PURPOSE OF REVIEW: Alarming rates of antibiotic resistance in bacteria and gastrointestinal dysbiosis associated with traditional antimicrobial therapy have led to renewed interests in developing bacteriophages as novel therapeutics. In this review, we highlight some of the recent advances in bacteriophage therapeutic development targeting important enteropathogens of the gastrointestinal tract.

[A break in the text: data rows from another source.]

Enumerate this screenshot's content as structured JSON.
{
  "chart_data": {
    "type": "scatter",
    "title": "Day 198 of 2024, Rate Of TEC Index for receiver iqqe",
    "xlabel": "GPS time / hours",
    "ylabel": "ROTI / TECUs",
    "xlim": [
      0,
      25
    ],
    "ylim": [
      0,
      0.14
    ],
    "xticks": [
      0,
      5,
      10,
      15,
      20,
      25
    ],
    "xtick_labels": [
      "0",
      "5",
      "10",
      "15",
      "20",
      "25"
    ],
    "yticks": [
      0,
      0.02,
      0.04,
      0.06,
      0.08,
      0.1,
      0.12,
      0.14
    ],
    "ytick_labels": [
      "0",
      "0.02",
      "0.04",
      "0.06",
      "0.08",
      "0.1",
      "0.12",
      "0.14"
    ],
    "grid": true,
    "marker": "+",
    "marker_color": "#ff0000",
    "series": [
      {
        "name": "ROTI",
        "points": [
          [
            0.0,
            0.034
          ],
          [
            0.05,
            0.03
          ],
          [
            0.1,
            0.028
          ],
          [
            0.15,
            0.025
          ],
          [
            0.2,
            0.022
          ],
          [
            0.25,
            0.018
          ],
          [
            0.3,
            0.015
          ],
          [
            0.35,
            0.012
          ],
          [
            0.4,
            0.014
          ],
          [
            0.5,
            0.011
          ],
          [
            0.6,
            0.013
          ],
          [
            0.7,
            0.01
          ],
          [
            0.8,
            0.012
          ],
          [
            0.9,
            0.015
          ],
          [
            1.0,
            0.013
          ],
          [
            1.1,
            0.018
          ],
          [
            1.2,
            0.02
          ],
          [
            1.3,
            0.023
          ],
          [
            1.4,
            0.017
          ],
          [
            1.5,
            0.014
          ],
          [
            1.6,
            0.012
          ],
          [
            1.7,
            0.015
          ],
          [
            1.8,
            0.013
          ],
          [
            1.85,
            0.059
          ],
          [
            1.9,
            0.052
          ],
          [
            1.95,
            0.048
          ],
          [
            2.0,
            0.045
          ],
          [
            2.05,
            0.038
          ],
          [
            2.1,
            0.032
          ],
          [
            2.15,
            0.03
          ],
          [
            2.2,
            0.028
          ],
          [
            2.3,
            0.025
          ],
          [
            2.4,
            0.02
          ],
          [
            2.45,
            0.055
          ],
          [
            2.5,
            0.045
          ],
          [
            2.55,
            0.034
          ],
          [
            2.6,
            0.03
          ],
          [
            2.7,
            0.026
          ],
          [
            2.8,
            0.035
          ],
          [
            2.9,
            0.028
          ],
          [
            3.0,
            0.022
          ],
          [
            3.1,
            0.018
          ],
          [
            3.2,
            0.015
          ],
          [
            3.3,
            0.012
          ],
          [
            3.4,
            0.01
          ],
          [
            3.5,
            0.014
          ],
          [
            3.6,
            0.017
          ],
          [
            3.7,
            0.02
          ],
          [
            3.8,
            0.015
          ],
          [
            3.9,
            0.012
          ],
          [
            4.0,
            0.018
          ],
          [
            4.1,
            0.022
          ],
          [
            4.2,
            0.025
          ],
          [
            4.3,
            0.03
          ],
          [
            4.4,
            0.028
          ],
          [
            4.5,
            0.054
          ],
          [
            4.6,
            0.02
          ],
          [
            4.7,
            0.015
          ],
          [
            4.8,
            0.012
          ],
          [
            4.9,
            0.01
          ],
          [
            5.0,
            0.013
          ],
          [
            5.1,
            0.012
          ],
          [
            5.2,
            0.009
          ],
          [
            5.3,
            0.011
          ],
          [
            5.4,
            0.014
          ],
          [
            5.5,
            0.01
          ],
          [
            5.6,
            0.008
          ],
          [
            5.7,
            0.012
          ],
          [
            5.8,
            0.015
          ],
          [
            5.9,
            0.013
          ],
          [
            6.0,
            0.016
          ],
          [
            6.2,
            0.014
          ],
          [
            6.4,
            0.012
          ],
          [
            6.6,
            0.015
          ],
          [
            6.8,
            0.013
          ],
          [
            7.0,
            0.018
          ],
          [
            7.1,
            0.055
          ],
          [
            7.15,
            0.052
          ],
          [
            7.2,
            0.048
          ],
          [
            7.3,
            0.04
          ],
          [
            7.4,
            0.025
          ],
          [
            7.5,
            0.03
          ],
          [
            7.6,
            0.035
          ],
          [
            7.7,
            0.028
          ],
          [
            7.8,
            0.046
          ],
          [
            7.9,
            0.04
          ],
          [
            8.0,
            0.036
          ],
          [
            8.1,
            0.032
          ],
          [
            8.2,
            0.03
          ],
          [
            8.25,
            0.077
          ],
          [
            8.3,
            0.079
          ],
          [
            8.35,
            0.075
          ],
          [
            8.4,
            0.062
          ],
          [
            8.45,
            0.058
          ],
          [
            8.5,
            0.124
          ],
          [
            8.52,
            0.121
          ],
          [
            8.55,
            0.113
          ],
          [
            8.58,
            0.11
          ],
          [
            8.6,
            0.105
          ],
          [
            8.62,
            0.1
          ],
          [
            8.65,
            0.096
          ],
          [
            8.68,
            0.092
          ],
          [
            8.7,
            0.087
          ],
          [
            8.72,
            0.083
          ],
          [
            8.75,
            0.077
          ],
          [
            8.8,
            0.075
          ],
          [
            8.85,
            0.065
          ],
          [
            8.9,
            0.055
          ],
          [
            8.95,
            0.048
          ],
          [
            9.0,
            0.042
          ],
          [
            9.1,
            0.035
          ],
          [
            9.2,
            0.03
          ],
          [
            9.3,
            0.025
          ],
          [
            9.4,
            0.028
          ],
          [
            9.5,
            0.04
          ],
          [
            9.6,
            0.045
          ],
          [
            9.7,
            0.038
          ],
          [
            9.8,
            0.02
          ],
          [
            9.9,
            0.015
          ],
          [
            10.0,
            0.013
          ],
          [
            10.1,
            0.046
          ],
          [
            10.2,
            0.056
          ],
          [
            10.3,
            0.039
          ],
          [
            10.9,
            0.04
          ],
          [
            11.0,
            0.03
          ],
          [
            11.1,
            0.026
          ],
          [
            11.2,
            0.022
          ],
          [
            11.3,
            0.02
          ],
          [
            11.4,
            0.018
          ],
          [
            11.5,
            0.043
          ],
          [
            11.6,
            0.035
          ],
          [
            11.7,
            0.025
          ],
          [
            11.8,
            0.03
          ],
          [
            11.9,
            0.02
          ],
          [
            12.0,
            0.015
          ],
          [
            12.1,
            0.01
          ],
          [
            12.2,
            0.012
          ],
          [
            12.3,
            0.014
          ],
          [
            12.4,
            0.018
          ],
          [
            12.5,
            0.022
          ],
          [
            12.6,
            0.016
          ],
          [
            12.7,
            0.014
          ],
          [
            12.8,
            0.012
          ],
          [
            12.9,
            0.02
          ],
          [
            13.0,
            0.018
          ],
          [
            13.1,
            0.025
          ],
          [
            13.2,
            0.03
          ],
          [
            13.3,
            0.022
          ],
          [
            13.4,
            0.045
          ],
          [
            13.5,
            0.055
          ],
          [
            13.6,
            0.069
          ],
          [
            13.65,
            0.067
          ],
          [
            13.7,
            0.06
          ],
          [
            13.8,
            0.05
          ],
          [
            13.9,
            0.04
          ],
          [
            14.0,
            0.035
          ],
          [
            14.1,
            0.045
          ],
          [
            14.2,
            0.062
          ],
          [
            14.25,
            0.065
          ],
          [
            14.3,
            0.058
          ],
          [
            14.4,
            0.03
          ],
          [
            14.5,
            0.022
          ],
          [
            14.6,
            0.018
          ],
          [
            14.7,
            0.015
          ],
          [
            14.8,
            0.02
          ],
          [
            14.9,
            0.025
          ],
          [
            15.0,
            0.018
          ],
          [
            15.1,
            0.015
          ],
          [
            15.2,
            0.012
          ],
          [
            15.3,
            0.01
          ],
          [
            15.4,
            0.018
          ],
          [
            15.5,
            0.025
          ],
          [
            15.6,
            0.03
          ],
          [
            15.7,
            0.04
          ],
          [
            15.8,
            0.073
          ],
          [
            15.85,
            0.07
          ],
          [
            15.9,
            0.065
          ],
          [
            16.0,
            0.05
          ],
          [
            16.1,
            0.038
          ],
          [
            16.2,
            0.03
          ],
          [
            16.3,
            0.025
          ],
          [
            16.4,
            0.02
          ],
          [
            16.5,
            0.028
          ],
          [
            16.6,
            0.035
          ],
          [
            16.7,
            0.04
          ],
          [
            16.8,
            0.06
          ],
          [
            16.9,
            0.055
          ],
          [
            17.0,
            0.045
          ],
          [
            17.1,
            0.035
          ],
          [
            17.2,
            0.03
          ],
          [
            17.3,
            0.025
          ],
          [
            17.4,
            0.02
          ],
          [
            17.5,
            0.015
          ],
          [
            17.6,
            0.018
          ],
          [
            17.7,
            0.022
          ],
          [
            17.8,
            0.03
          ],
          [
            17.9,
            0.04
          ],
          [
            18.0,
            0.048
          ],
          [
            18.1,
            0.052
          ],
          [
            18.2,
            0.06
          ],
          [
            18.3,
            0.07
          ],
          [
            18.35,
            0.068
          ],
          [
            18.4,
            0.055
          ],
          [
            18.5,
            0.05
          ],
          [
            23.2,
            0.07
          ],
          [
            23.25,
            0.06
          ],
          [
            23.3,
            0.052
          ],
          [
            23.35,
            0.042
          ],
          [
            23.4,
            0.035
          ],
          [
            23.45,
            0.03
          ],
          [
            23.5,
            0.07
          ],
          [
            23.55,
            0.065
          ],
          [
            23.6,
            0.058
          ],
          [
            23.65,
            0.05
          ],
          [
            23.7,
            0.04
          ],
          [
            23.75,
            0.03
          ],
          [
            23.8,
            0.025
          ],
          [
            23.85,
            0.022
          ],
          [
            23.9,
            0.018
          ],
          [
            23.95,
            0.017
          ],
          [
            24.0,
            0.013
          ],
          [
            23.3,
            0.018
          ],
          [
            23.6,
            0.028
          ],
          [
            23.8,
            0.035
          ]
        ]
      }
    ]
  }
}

RECENT FINDINGS: Bacteriophages are viruses that infect bacteria, either to utilize the bacterial machinery to produce new progeny or stably integrate into the bacterial chromosome to ensure maintenance of the viral genome. With recent advances in synthetic biology and the discovery of CRISPR-Cas systems used by bacteria to protect against bacteriophages, novel molecular applications are taking us beyond the discovery of bacteriophages and toward innovative applications, including the targeting of bacterial virulence factors, the use of temperate bacteriophages, and the production of bacteriophage proteins as antimicrobial agents. These technologies offer promise to target enteropathogens without disrupting the healthy microbiota of the gastrointestinal tract. Moreover, the use of nanoparticle technology and other modifications are helping researchers circumvent the harsh gastrointestinal conditions that could limit the efficacy of bacteriophages against enteric pathogens.
SUMMARY: This era of discovery and development offers significant potential to modify bacteriophages and overcome the global impact of enteropathogens.